Kinderbetreuung sei in Italien immer noch oft «Frauensache». Das sagen die beiden Autorinnen und Influencerinnen Sarah Malnerich und Francesca Fiore.

Seit zehn Jahren treten die beiden Mütter als «Mamma di merda», übersetzt «Scheissmutter», auf und setzten sich mit viel Humor für mehr Gleichberechtigung und Selbstbestimmung ein. «Wir befinden uns in einer Übergangsphase. Wir haben uns noch nicht von der Rolle befreit, die wir früher hatten.»

Deshalb stünden die Frauen in Italien jetzt unter extremem Druck: «Weil wir beide Rollen erfüllen sollen – die der Hausfrau der 1950er-Jahre und die der Karrierefrau von heute», sagt Fiore.  

Legende: Spielende Kinder in Mailand. Keystone/Antonio Calanni

Dass die Italienerinnen und Italiener immer weniger Lust auf Kinder hätten, habe viele Gründe. Einer allerdings schwinge ganz oben mit: der italienische Mutterkult: «In Italien gibt es immer noch diese Mythologie der Mutterfigur – niemand könne es so gut wie die Mamma.»

Damit blieben die Verantwortung, die Betreuung, die Pflege und das Sorgerecht für die Kinder im Wesentlichen auf den Schultern der Frauen liegen, sagt Malnerich.

Vor dreissig Jahren hat Arbeit die Familie vor Armut geschützt. Heute leben viele Familien trotz eines Festangestellten unter der Armutsgrenze.
Autor: Francesco Belletti Direktor internationales Zentrum für Familienforschung Mailand

Malnerich und Fiore kämpfen auch für mehr – und vor allem für bezahlbare – Kinderkrippenplätze und gegen die traditionell langen Sommerferien in Italien.

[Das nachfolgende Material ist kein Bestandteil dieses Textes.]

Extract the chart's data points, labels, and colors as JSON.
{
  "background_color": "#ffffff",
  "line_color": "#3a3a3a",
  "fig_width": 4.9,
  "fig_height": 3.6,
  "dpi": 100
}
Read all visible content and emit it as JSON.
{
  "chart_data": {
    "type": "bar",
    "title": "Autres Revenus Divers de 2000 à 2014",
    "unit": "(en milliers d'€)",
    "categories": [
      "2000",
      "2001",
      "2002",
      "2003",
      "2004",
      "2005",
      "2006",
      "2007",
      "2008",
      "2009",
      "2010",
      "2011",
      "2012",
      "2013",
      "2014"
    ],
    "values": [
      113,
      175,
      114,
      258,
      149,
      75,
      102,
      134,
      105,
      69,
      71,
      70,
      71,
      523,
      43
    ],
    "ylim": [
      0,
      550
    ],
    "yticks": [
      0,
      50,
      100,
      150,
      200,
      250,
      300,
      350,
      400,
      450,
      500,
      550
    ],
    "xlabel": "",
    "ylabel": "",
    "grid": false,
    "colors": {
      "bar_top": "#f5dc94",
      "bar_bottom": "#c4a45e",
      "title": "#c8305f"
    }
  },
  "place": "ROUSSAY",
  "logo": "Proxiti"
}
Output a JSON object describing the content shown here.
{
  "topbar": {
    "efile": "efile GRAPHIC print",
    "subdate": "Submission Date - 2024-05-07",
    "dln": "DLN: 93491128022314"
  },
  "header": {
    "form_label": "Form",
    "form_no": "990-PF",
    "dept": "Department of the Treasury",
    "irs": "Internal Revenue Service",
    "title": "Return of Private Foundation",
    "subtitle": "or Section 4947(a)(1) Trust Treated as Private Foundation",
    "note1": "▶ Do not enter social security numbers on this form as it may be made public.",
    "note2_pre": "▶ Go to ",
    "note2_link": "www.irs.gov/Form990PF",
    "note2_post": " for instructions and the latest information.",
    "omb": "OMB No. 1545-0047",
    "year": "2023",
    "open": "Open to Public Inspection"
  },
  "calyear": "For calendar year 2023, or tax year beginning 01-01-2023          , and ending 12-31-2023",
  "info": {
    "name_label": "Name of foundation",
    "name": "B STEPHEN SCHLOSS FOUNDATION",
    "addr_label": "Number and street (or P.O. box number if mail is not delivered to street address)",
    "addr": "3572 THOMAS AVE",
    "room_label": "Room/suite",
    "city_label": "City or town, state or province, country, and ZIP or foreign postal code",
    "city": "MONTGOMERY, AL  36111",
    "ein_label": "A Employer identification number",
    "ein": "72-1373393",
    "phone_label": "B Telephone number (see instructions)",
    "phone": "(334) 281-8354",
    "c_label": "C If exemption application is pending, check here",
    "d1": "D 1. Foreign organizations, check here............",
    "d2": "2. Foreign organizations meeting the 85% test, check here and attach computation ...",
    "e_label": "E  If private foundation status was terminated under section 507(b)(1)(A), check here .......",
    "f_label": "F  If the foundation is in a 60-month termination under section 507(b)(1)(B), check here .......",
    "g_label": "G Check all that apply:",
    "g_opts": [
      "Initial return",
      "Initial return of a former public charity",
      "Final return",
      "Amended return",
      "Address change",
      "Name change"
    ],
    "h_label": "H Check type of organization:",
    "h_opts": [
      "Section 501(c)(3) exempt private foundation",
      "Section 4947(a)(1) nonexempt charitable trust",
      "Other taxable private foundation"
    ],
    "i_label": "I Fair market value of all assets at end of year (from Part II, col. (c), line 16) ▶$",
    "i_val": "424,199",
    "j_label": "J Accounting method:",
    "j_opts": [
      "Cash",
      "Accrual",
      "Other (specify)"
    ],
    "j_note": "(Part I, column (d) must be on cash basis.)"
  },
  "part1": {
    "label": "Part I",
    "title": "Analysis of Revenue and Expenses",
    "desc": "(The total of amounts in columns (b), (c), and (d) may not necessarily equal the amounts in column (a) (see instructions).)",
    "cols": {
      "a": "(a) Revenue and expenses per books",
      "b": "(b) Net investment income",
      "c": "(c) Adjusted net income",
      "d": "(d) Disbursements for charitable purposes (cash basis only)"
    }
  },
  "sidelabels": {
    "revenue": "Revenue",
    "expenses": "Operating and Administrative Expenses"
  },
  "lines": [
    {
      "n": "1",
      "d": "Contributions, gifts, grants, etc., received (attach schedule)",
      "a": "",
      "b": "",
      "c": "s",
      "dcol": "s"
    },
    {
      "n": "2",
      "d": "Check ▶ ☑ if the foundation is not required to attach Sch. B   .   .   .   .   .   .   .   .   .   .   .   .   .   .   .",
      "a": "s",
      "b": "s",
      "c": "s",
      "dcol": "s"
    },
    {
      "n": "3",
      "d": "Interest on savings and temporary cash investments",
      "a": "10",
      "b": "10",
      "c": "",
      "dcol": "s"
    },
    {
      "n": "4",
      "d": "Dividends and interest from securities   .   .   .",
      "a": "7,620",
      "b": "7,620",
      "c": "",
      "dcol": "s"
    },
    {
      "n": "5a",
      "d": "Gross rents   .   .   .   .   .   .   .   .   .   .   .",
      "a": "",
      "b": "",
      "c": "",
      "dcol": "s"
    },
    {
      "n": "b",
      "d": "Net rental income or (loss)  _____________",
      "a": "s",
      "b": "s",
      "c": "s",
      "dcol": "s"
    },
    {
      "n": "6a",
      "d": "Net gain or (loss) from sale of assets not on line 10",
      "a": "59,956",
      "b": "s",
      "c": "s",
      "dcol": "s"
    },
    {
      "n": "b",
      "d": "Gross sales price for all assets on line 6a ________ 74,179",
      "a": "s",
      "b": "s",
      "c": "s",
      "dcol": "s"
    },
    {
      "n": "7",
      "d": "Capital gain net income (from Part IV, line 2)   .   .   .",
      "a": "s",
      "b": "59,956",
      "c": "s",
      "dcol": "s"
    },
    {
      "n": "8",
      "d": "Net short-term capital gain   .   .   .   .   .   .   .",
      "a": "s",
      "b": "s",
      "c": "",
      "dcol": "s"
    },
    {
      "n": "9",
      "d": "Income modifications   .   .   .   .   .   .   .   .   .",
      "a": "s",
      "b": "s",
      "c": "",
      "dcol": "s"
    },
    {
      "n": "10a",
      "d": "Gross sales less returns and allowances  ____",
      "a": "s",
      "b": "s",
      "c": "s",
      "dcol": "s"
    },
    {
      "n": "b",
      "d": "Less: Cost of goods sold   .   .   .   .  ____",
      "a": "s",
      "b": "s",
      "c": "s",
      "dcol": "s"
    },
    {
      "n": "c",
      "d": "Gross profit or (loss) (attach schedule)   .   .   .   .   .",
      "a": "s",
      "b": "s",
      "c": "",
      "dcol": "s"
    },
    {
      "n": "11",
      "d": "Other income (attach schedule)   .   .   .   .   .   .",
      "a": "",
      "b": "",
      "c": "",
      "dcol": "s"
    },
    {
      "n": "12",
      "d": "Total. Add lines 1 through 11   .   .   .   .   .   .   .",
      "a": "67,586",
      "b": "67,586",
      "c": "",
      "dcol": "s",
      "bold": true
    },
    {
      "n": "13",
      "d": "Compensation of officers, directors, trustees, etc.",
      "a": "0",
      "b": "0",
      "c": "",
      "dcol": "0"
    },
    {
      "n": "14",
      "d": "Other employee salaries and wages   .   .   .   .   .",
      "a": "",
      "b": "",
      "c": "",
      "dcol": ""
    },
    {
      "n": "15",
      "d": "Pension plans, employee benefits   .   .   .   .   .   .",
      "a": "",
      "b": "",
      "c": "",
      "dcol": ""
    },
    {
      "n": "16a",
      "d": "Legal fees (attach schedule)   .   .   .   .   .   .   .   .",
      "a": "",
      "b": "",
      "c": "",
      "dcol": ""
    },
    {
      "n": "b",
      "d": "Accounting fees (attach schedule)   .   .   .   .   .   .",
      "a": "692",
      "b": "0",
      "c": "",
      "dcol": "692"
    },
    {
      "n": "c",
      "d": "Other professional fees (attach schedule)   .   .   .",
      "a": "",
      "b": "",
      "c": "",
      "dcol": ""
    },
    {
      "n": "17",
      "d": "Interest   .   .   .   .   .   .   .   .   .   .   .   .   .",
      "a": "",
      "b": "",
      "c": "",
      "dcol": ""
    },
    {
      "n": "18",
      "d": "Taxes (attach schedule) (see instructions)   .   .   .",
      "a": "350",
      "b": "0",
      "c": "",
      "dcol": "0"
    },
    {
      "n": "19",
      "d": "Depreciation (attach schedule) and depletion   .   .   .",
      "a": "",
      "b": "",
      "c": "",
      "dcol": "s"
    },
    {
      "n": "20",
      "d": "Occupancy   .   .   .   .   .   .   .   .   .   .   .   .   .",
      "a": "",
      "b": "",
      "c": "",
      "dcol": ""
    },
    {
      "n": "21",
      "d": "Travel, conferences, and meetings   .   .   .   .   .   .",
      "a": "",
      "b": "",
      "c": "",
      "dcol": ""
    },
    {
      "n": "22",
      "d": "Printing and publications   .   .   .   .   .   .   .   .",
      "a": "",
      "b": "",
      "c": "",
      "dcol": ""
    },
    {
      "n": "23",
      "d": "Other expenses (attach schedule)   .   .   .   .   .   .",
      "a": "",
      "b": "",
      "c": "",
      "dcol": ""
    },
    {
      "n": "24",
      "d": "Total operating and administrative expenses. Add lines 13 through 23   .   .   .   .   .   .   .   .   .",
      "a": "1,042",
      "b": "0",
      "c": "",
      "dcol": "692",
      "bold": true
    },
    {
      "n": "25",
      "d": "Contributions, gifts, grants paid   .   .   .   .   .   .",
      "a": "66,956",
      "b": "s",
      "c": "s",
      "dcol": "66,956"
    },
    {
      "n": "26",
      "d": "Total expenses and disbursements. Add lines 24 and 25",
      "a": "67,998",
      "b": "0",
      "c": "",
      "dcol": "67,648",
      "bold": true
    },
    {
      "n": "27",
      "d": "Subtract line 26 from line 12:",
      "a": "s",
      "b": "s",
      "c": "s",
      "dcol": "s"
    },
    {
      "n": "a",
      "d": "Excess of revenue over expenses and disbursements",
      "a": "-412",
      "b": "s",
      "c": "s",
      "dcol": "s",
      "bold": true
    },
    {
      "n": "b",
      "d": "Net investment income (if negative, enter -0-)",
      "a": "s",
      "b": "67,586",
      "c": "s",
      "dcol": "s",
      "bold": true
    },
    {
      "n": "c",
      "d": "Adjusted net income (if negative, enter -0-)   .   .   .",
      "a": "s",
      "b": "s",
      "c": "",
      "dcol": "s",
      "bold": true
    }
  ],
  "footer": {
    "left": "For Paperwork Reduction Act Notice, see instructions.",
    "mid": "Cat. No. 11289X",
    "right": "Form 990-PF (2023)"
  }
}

Diese dauern meist drei Monate und stellen viele Familien vor grosse Probleme bei der Kinderbetreuung und den Kosten.

Sich keine Familie leisten können

Durchschnittlich ist eine Italienerin bei der Geburt 33.2 Jahre alt. Die Ausbildung dauert oft lange und die italienischen Gehälter gehören zu den niedrigsten in der EU. Nicht alle wollen oder können sich eine Familie leisten.

Das liege auch an der mangelhaften Familienpolitik, sagt Francesco Belletti, Direktor des internationalen Zentrums für Familienforschung in Mailand: «Vor dreissig Jahren hat Arbeit die Familie vor Armut geschützt.

Heute leben viele Familien trotz eines Festangestellten unter der Armutsgrenze.» Es sei eine Tragödie, dass Familien mit drei Kindern dreimal häufiger von Armut betroffen seien. «Das bedeutet, dass unsere Politik es nicht schafft, Familien zu unterstützen, die in Kinder investieren.»

Meloni will mehr Kinder in Italien

Ministerpräsidentin Giorgia Meloni, die erste Frau und Mutter in diesem Amt, hat die Familienpolitik zwar weit nach oben auf ihre Agenda gesetzt. Sie fördert das traditionelle Modell von Vater, Mutter und Kind. Ihre Massnahmen sind jedoch bloss ein Tropfen auf den heissen Stein.

Zum Beispiel Steueranreize oder die Gratis-Kita ab dem zweiten Kind: Dabei gibt es so viele Auflagen, dass nur wenige davon profitieren. Wirkliche Reformen sind nicht in Sicht. Auch wegen der massiven Staatsschulden Italiens.

In Italien gibt es den Spruch: «Ein Kind ist zu wenig und zwei sind zu viel.» 2023 sind keine 380'000 Kinder mehr auf die Welt gekommen. Vor 20 Jahren waren es noch mehr als eine halbe Million.

Sollte der Negativtrend weiter anhalten, könnte Italien bis 2030 um fast eine Million Menschen schrumpfen.